Pëncum Nawle sera dirigé par Ousmane Sonko qui a été investi tête de liste nationale. Il appelle les citoyens à choisir leur liste afin d’opérer une rupture radicale à l’Assemblée nationale. « La liste Pëncum Nawle est le creuset d’une large coalition, capable de mener le combat pour l’avènement dans notre pays d’une Assemblée nationale de type nouveau, constituée non pas de députés du président, mais plutôt de députés du peuple, et à son service exclusif. » affirme Nathalie Opal Dia, membre de la coalition. Cette coalition qui présente des candidats dans une trentaine de départements, est formée de mouvements de la société civile, de partis politiques panafricanistes tels que Taxaw Temm du professeur Ibrahima Fall.
Ndawi Askan wi se veut une liste qui tire sa ligne de conduite, des assises nationales, des enseignements de Thierno Souleymane Baal, de la charte du Mande entre autres valeurs africaines.
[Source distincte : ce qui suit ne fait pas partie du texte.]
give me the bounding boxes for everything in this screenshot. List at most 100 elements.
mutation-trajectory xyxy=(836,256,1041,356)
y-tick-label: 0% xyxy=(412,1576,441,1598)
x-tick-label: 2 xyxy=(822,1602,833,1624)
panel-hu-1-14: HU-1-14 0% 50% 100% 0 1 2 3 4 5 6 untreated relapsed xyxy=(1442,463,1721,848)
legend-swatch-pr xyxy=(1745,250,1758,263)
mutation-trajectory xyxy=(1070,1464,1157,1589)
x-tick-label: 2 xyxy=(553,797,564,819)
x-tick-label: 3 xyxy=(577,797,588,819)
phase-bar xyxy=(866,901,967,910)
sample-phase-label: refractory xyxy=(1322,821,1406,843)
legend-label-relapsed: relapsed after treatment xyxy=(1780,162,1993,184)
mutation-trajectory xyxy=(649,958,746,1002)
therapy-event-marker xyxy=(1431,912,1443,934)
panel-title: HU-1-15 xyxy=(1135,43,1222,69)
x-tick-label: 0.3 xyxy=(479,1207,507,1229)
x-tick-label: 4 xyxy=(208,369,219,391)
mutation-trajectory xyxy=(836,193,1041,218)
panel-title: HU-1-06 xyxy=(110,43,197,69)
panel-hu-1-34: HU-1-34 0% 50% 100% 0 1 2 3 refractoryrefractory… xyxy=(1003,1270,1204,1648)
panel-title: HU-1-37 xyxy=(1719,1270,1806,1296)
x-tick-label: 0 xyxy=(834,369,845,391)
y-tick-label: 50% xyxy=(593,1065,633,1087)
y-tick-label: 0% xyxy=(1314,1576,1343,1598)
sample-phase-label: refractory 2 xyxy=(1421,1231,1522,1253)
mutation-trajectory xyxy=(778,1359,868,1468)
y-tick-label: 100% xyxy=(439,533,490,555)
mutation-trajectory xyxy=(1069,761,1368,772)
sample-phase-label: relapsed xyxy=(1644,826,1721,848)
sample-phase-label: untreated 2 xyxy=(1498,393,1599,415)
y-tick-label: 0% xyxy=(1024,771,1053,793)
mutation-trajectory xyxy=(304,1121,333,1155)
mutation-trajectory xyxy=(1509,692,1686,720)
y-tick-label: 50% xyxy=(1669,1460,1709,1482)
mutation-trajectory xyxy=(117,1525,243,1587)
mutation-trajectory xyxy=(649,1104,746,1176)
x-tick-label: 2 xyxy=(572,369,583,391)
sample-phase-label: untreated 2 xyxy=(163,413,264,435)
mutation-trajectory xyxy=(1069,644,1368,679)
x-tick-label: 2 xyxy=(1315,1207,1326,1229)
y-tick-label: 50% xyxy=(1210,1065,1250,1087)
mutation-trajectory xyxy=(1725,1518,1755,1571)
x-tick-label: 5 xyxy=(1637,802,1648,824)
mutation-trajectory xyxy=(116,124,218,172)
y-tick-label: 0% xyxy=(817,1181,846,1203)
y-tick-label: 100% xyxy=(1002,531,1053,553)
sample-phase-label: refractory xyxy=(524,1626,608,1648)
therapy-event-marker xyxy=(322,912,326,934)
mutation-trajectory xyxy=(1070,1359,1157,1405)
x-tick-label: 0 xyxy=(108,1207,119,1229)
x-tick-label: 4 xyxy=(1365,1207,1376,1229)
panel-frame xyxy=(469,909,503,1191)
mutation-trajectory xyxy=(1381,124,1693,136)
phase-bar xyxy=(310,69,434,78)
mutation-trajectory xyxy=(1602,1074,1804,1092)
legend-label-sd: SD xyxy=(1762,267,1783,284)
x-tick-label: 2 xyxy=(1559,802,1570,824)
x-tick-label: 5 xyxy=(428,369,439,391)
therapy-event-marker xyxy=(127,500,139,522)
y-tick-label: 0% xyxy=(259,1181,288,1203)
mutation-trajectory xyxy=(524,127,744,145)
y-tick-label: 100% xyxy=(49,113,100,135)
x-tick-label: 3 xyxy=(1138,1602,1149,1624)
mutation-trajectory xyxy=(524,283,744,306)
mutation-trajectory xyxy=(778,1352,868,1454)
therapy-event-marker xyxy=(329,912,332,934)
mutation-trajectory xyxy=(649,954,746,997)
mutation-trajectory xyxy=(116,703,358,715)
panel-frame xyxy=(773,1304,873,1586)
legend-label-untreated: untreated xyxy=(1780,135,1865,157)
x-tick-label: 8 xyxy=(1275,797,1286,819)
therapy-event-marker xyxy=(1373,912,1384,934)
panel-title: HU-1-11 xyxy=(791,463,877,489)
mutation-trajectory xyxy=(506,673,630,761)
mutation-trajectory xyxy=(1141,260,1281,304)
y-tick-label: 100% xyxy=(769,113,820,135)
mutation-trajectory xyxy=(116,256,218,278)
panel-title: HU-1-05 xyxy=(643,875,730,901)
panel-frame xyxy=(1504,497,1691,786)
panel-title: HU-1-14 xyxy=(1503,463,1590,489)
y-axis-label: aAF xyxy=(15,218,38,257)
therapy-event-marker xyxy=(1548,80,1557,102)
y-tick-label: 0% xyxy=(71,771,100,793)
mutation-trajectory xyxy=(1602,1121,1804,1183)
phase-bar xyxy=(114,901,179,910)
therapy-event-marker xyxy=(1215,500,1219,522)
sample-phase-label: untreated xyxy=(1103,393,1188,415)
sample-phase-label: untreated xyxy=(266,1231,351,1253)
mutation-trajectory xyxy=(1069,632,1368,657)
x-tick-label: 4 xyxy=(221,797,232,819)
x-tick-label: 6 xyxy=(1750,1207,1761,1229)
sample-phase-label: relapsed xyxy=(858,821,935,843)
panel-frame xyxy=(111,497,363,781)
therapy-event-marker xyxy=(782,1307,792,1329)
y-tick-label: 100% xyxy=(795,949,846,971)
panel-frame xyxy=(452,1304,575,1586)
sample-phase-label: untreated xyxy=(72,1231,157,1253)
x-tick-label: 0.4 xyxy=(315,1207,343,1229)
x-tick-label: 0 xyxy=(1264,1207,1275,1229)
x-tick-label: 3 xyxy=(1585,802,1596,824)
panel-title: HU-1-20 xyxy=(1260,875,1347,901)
La coalition promet « un leadership fondé sur la compétence, l’intégrité, la crédibilité, l’humilité, la proximité et le terrain (…) pour un changement décisif des mentalités.» Elle a présenté une série de mesures qu’elle compte mettre en œuvre, si elle venait à être élue comme liste majoritaire. Elle a promis un nouveau règlement intérieur, une mise en place des enquêtes parlementaires, une réforme du code général des impôts etc.
Ousmane SONKO : Nous ne sommes pas intéressés par un poste de premier ministre si nous sommes majoritaires. #kebetu #PencumNawle #NAW
— Papa Ismaila Dieng (@aliamsi) 8 juin 2017
Selon Ousmane Sonko, il est tant que le peuple se détermine, et qu’il choisisse la liste majoritaire, non pas sur la base de sacs de riz reçus mais la probité des membres de cette liste. Le leader de Pastef a par ailleurs rejeté toute idée de cohabitation ce qui reviendrait selon lui à partager la même vision que l’Exécutif. « Nous voulons un travail de contrôle pour que l’assemblée nationale joue son vrai rôle, qu’elle mène des enquêtes parlementaires », affirme-t-il.
Interpellé sur le nombre pléthorique des listes, qui sont près d’une cinquantaine, il assène « cette prolifération est due au délitement des partis politiques classiques à savoir le PS et le PDS. C’est d’ailleurs la raison pour laquelle, il exclut toute alliance avec ces partis qu’il qualifie de « factice, sans programme et qui ne pensent qu’au partage de gâteau ».